Co-Investigators: Deborah French, PhD & Paul Gadue, PhD

Background

Familial platelet disorder associated with acute myeloid leukemia (FPD/AML) occurs when an individual has half the normal levels of a protein called RUNX1. Affected individuals have both bleeding, due to platelets being low and not working well, and an increased risk of developing AML. We propose to enhance the level of RUNX1 to correct the platelet problem and we expect that correcting the platelet problem will also correct the risk of developing AML. Our group specializes in studies on how to make platelets from megakaryocytes.

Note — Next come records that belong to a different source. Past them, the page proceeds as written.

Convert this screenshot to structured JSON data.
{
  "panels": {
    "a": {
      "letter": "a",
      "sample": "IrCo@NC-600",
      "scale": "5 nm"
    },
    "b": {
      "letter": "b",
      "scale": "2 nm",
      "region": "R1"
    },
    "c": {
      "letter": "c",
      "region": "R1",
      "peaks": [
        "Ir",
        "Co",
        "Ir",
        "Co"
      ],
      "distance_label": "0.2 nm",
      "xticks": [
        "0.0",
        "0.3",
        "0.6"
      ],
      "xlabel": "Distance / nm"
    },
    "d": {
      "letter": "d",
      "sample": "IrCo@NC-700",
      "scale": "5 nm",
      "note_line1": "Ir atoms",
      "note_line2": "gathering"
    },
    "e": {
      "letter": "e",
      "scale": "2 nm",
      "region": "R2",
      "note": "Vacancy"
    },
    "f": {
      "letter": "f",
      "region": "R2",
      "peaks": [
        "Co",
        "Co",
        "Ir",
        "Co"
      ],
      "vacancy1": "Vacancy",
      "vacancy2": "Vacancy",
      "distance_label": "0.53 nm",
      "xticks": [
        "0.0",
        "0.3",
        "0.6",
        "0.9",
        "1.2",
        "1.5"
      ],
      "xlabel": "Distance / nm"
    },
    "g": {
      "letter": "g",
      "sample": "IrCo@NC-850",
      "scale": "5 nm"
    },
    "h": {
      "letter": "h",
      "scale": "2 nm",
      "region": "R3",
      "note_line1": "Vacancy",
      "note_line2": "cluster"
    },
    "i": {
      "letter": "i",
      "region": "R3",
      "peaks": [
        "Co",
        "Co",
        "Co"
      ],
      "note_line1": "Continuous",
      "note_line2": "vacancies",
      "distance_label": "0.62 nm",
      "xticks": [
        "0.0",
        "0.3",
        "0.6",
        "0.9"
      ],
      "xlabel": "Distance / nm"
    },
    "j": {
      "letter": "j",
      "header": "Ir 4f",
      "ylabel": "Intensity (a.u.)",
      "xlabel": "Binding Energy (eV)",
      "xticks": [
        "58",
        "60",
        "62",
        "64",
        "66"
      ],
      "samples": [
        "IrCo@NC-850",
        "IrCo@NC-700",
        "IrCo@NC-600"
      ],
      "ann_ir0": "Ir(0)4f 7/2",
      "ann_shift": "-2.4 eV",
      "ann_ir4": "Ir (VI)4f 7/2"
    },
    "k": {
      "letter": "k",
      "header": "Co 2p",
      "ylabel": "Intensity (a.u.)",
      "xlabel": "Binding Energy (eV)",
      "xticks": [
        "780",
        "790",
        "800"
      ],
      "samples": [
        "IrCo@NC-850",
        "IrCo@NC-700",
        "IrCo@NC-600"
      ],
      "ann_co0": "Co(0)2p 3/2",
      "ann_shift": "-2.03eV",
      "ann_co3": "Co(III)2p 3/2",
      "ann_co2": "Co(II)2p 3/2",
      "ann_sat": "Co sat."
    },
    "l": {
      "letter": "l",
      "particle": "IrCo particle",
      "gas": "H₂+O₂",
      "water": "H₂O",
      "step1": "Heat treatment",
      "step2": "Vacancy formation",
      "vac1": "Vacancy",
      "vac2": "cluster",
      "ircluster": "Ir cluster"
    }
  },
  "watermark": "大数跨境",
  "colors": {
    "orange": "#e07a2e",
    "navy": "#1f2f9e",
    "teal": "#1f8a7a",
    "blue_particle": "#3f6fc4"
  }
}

We have already identified one drug called RepSox that can correct many of the megakaryocyte defects seen in FPD/AML cells. 

Project Goal

We now propose to continue studies with RepSox and also screen drugs for other compounds that correct FPD/AML megakaryocytes at acceptable doses. We will also test these drugs in RUNX1-deficient mice. We will adjust candidate drugs to the lowest level that corrects the platelet counts in these mice. Our longer-term goal is to test whether that dose protects the mice from getting leukemia. We envision applying this strategy to affected individuals who will take the drug at the lowest dose that corrects their platelet count with the expectation that the dose will also protect the individual from AML with fewer side-effects. We believe that the proposed strategy offers a short-track for drug identification that both reduces the risk of bleeding and of developing AML.